Первый аппаратчик меня перебил:
— Товарищ Леонгард, ты ошибаешься, югославский вопрос не теоретический, а административный вопрос, — сказал он тоном, не терпящим возражений.
«Административный» — это слово было мне знакомо. Под это понятие попадали аресты 1936–1938 годов. Намек был достаточно ясным. Я зашел уже настолько далеко, что при теперешних обстоятельствах дальше идти было некуда. Еще один намек и я после допроса буду лишен свободы.
— Давайте заканчивать! Тебе известно, товарищ Леонгард, что все вопросы, касающиеся личных и политических вопросов преподавательского состава Высшей партийной школы решаются прямо и непосредственно Политбюро партии. Еще в большей мере это относится к твоему случаю, Отчет о твоих антипартийных высказываниях и о сегодняшнем заседании будет передан в Политбюро. Там и будет принято через несколько дней решение по твоему делу.
Он сказал: «Через несколько дней…» Значит, у меня было еще время. Комиссия вышла. Я остался один. Медленно пошел я от центрального преподавательского здания в свою квартиру, которая находилась как раз напротив всегда охраняемого входа. Не исключена возможность, что я уже сейчас был под наблюдением. Поэтому я решил не делать ничего, что вызвало бы еще больше подозрений. Дома я взял самый маленький портфель, такой, какой был почти у каждого преподавателя, шедшего на семинар.

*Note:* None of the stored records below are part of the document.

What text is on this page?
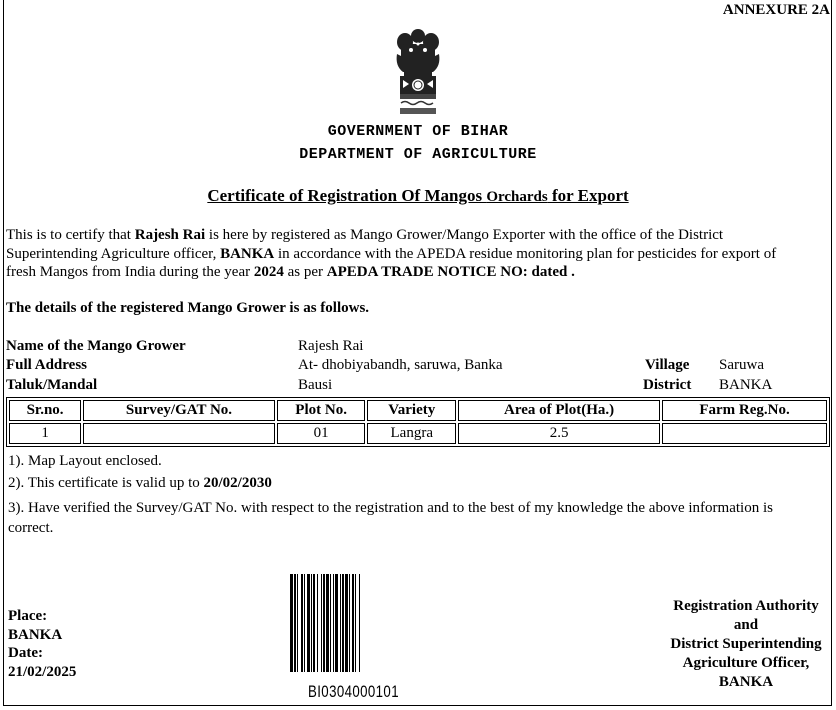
ANNEXURE 2A
GOVERNMENT OF BIHAR
DEPARTMENT OF AGRICULTURE
Certificate of Registration Of Mangos Orchards for Export
This is to certify that Rajesh Rai is here by registered as Mango Grower/Mango Exporter with the office of the District Superintending Agriculture officer, BANKA in accordance with the APEDA residue monitoring plan for pesticides for export of fresh Mangos from India during the year 2024 as per APEDA TRADE NOTICE NO: dated .
The details of the registered Mango Grower is as follows.
Name of the Mango Grower	Rajesh Rai
Full Address	At- dhobiyabandh, saruwa, Banka	Village Saruwa
Taluk/Mandal	Bausi	District BANKA
Sr.no.	Survey/GAT No.	Plot No.	Variety	Area of Plot(Ha.)	Farm Reg.No.
1		01	Langra	2.5	
1). Map Layout enclosed.
2). This certificate is valid up to 20/02/2030
3). Have verified the Survey/GAT No. with respect to the registration and to the best of my knowledge the above information is correct.
BI0304000101
Place:
BANKA
Date:
21/02/2025
Registration Authority
and
District Superintending
Agriculture Officer,
BANKA
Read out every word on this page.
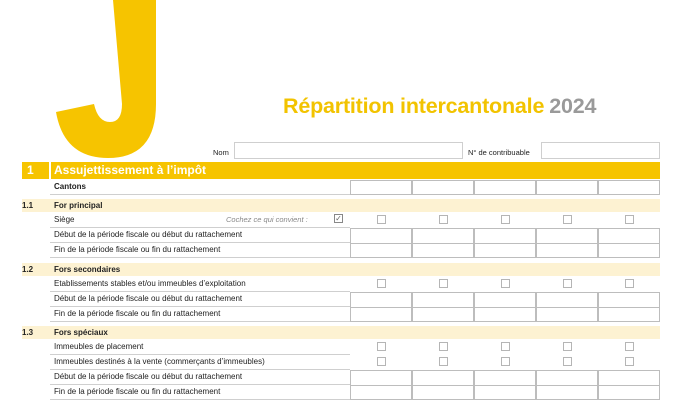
Répartition intercantonale 2024
Nom	N° de contribuable
1 Assujettissement à l’impôt
Cantons
1.1	For principal
Siège	Cochez ce qui convient :	✓
Début de la période fiscale ou début du rattachement
Fin de la période fiscale ou fin du rattachement
1.2	Fors secondaires
Etablissements stables et/ou immeubles d’exploitation
Début de la période fiscale ou début du rattachement
Fin de la période fiscale ou fin du rattachement
1.3	Fors spéciaux
Immeubles de placement
Immeubles destinés à la vente (commerçants d’immeubles)
Début de la période fiscale ou début du rattachement
Fin de la période fiscale ou fin du rattachement
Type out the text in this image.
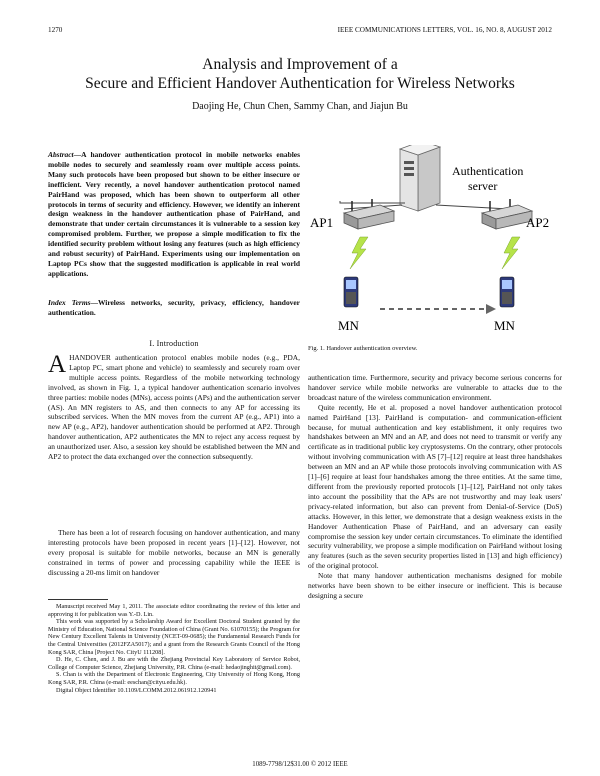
1270	IEEE COMMUNICATIONS LETTERS, VOL. 16, NO. 8, AUGUST 2012
Analysis and Improvement of a
Secure and Efficient Handover Authentication for Wireless Networks
Daojing He, Chun Chen, Sammy Chan, and Jiajun Bu

Abstract—A handover authentication protocol in mobile networks enables mobile nodes to securely and seamlessly roam over multiple access points. Many such protocols have been proposed but shown to be either insecure or inefficient. Very recently, a novel handover authentication protocol named PairHand was proposed, which has been shown to outperform all other protocols in terms of security and efficiency. However, we identify an inherent design weakness in the handover authentication phase of PairHand, and demonstrate that under certain circumstances it is vulnerable to a session key compromised problem. Further, we propose a simple modification to fix the identified security problem without losing any features (such as high efficiency and robust security) of PairHand. Experiments using our implementation on Laptop PCs show that the suggested modification is applicable in real world applications.

Index Terms—Wireless networks, security, privacy, efficiency, handover authentication.

I. Introduction
AHANDOVER authentication protocol enables mobile nodes (e.g., PDA, Laptop PC, smart phone and vehicle) to seamlessly and securely roam over multiple access points. Regardless of the mobile networking technology involved, as shown in Fig. 1, a typical handover authentication scenario involves three parties: mobile nodes (MNs), access points (APs) and the authentication server (AS). An MN registers to AS, and then connects to any AP for accessing its subscribed services. When the MN moves from the current AP (e.g., AP1) into a new AP (e.g., AP2), handover authentication should be performed at AP2. Through handover authentication, AP2 authenticates the MN to reject any access request by an unauthorized user. Also, a session key should be established between the MN and AP2 to protect the data exchanged over the connection subsequently.
There has been a lot of research focusing on handover authentication, and many interesting protocols have been proposed in recent years [1]–[12]. However, not every proposal is suitable for mobile networks, because an MN is generally constrained in terms of power and processing capability while the IEEE is discussing a 20-ms limit on handover

Manuscript received May 1, 2011. The associate editor coordinating the review of this letter and approving it for publication was Y.-D. Lin.

This work was supported by a Scholarship Award for Excellent Doctoral Student granted by the Ministry of Education, National Science Foundation of China (Grant No. 61070155); the Program for New Century Excellent Talents in University (NCET-09-0685); the Fundamental Research Funds for the Central Universities (2012FZA5017); and a grant from the Research Grants Council of the Hong Kong SAR, China [Project No. CityU 111208].

D. He, C. Chen, and J. Bu are with the Zhejiang Provincial Key Laboratory of Service Robot, College of Computer Science, Zhejiang University, P.R. China (e-mail: hedaojinghit@gmail.com).

S. Chan is with the Department of Electronic Engineering, City University of Hong Kong, Hong Kong SAR, P.R. China (e-mail: eeschan@cityu.edu.hk).

Digital Object Identifier 10.1109/LCOMM.2012.061912.120941

Authentication
server
AP1	AP2
MN	MN
Fig. 1. Handover authentication overview.

authentication time. Furthermore, security and privacy become serious concerns for handover service while mobile networks are vulnerable to attacks due to the broadcast nature of the wireless communication environment.

Quite recently, He et al. proposed a novel handover authentication protocol named PairHand [13]. PairHand is computation- and communication-efficient because, for mutual authentication and key establishment, it only requires two handshakes between an MN and an AP, and does not need to transmit or verify any certificate as in traditional public key cryptosystems. On the contrary, other protocols without involving communication with AS [7]–[12] require at least three handshakes between an MN and an AP while those protocols involving communication with AS [1]–[6] require at least four handshakes among the three entities. At the same time, different from the previously reported protocols [1]–[12], PairHand not only takes into account the possibility that the APs are not trustworthy and may leak users' privacy-related information, but also can prevent from Denial-of-Service (DoS) attacks. However, in this letter, we demonstrate that a design weakness exists in the Handover Authentication Phase of PairHand, and an adversary can easily compromise the session key under certain circumstances. To eliminate the identified security vulnerability, we propose a simple modification on PairHand without losing any features (such as the seven security properties listed in [13] and high efficiency) of the original protocol.

Note that many handover authentication mechanisms designed for mobile networks have been shown to be either insecure or inefficient. This is because designing a secure

1089-7798/12$31.00 © 2012 IEEE
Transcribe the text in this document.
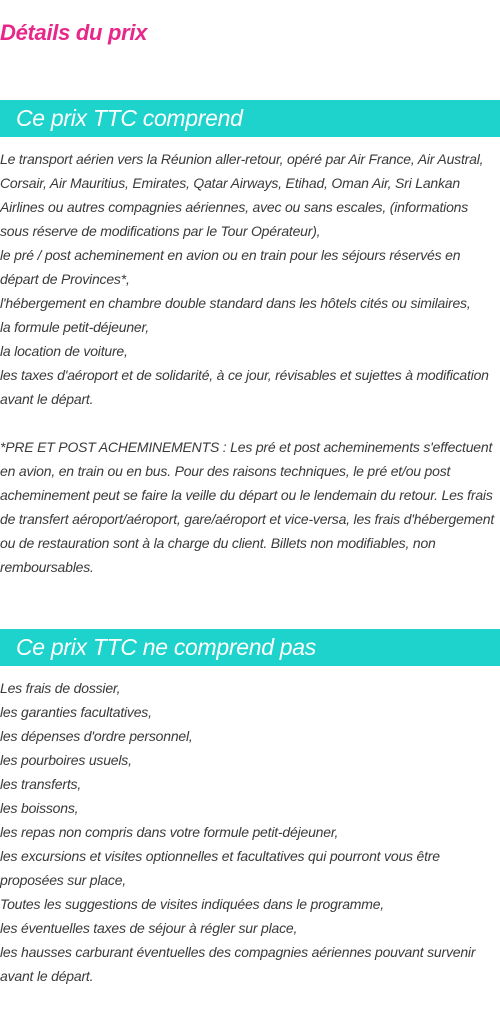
Détails du prix
Ce prix TTC comprend

Le transport aérien vers la Réunion aller-retour, opéré par Air France, Air Austral, Corsair, Air Mauritius, Emirates, Qatar Airways, Etihad, Oman Air, Sri Lankan Airlines ou autres compagnies aériennes, avec ou sans escales, (informations sous réserve de modifications par le Tour Opérateur),

le pré / post acheminement en avion ou en train pour les séjours réservés en départ de Provinces*,

l'hébergement en chambre double standard dans les hôtels cités ou similaires,

la formule petit-déjeuner,

la location de voiture,

les taxes d'aéroport et de solidarité, à ce jour, révisables et sujettes à modification avant le départ.

*PRE ET POST ACHEMINEMENTS : Les pré et post acheminements s'effectuent en avion, en train ou en bus. Pour des raisons techniques, le pré et/ou post acheminement peut se faire la veille du départ ou le lendemain du retour. Les frais de transfert aéroport/aéroport, gare/aéroport et vice-versa, les frais d'hébergement ou de restauration sont à la charge du client. Billets non modifiables, non remboursables.

Ce prix TTC ne comprend pas

Les frais de dossier,

les garanties facultatives,

les dépenses d'ordre personnel,

les pourboires usuels,

les transferts,

les boissons,

les repas non compris dans votre formule petit-déjeuner,

les excursions et visites optionnelles et facultatives qui pourront vous être proposées sur place,

Toutes les suggestions de visites indiquées dans le programme,

les éventuelles taxes de séjour à régler sur place,

les hausses carburant éventuelles des compagnies aériennes pouvant survenir avant le départ.
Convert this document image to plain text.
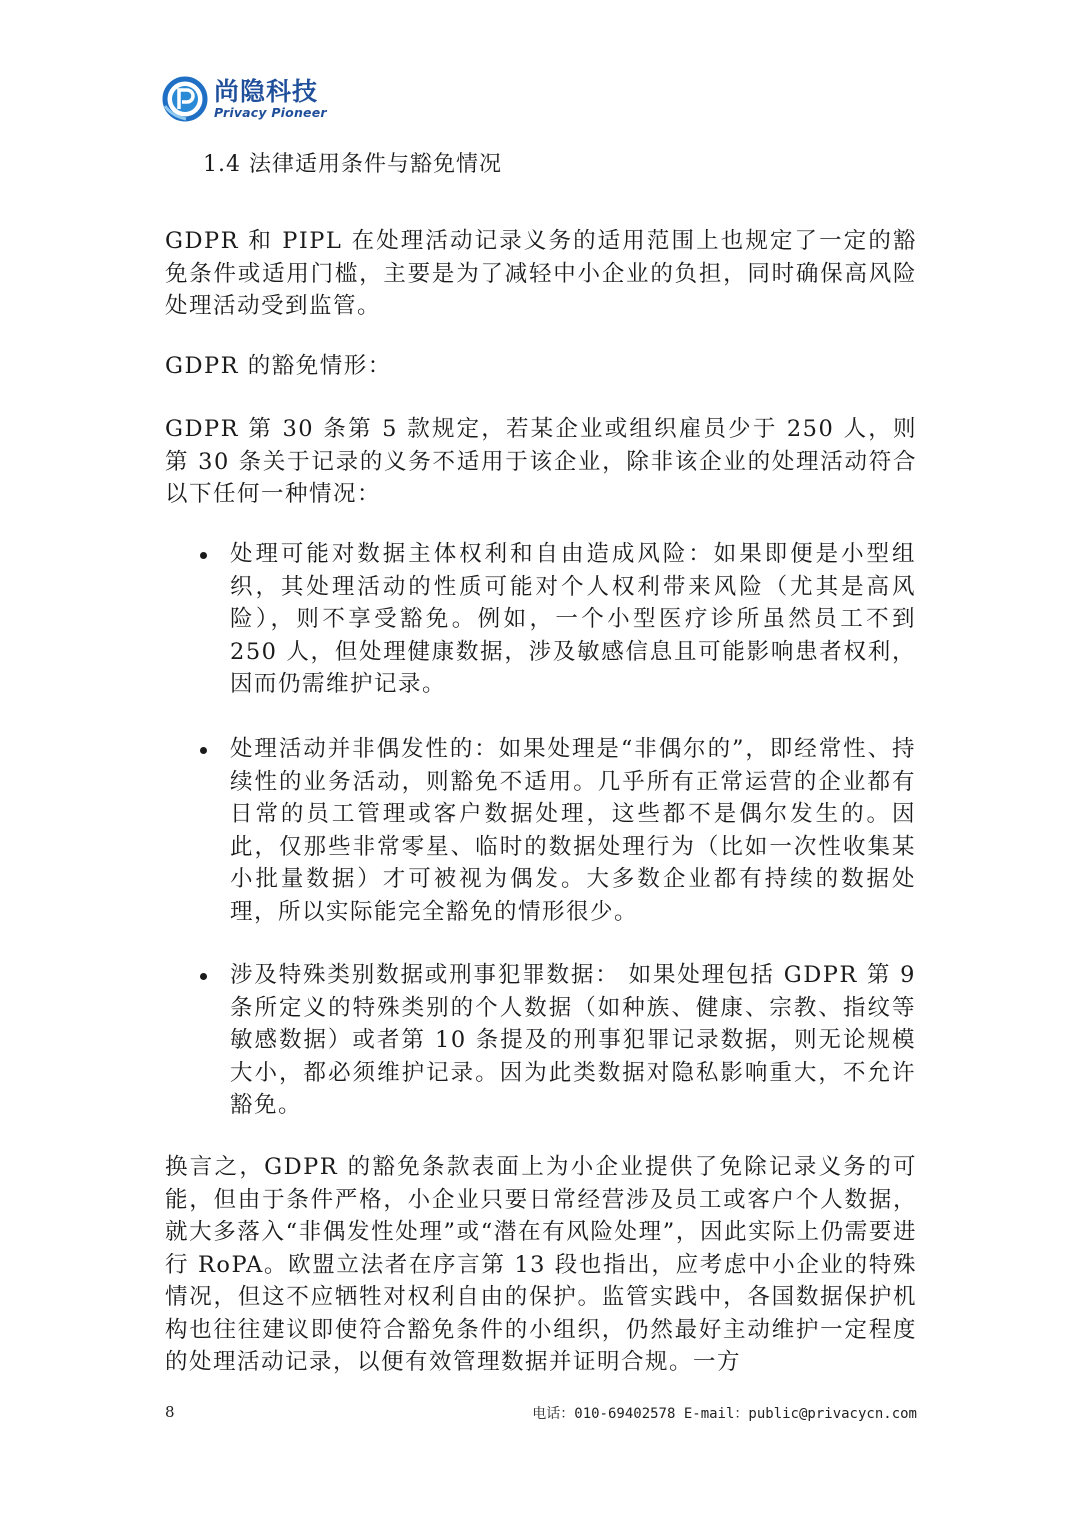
尚隐科技
Privacy Pioneer
1.4 法律适用条件与豁免情况

GDPR 和 PIPL 在处理活动记录义务的适用范围上也规定了一定的豁免条件或适用门槛，主要是为了减轻中小企业的负担，同时确保高风险处理活动受到监管。

GDPR 的豁免情形：

GDPR 第 30 条第 5 款规定，若某企业或组织雇员少于 250 人，则第 30 条关于记录的义务不适用于该企业，除非该企业的处理活动符合以下任何一种情况：

处理可能对数据主体权利和自由造成风险：如果即便是小型组织，其处理活动的性质可能对个人权利带来风险（尤其是高风险），则不享受豁免。例如，一个小型医疗诊所虽然员工不到 250 人，但处理健康数据，涉及敏感信息且可能影响患者权利，因而仍需维护记录。

处理活动并非偶发性的：如果处理是“非偶尔的”，即经常性、持续性的业务活动，则豁免不适用。几乎所有正常运营的企业都有日常的员工管理或客户数据处理，这些都不是偶尔发生的。因此，仅那些非常零星、临时的数据处理行为（比如一次性收集某小批量数据）才可被视为偶发。大多数企业都有持续的数据处理，所以实际能完全豁免的情形很少。

涉及特殊类别数据或刑事犯罪数据： 如果处理包括 GDPR 第 9 条所定义的特殊类别的个人数据（如种族、健康、宗教、指纹等敏感数据）或者第 10 条提及的刑事犯罪记录数据，则无论规模大小，都必须维护记录。因为此类数据对隐私影响重大，不允许豁免。

换言之，GDPR 的豁免条款表面上为小企业提供了免除记录义务的可能，但由于条件严格，小企业只要日常经营涉及员工或客户个人数据，就大多落入“非偶发性处理”或“潜在有风险处理”，因此实际上仍需要进行 RoPA。欧盟立法者在序言第 13 段也指出，应考虑中小企业的特殊情况，但这不应牺牲对权利自由的保护。监管实践中，各国数据保护机构也往往建议即使符合豁免条件的小组织，仍然最好主动维护一定程度的处理活动记录，以便有效管理数据并证明合规。一方

8	电话：010-69402578 E-mail：public@privacycn.com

Я в последний раз осмотрел комнату. В ней находились еще некоторые важные вещи, некоторые записи из времен «группы Ульбрихта», приблизительно двадцатистраничный протокол заседания с маршалом Жуковым, письма партийцам и от партийцев, но которые нельзя было употребить как обвинительный материал. Брать с собой нельзя было ничего. Может быть, меня при выходе из Высшей партшколы обыщут. Если бы нашли при мне эти вещи, то я пропал бы. Сжечь я ничего не мог. Я оставил материал так, как он лежал, надел пальто и направился к выходу.
По дороге я встретил шофера, который всегда возил меня в город. Он еще ничего не знал. Для него я был еще важной персоной.
— Товарищ Леонгард, я должен как раз ехать в «Дом Единства». Подвезти?
— Хорошо, — ответил я равнодушно.
Так мое бегство началось в автомашине Высшей партшколы.
У ворот мы остановились. Дежурный увидел меня и сразу пропустил машину. Значит еще ничего не сообщили.
Машина подвезла меня к станции городской железной дороги Дюппельн, которая была как раз на границе между советской зоной и западными секторами Берлина.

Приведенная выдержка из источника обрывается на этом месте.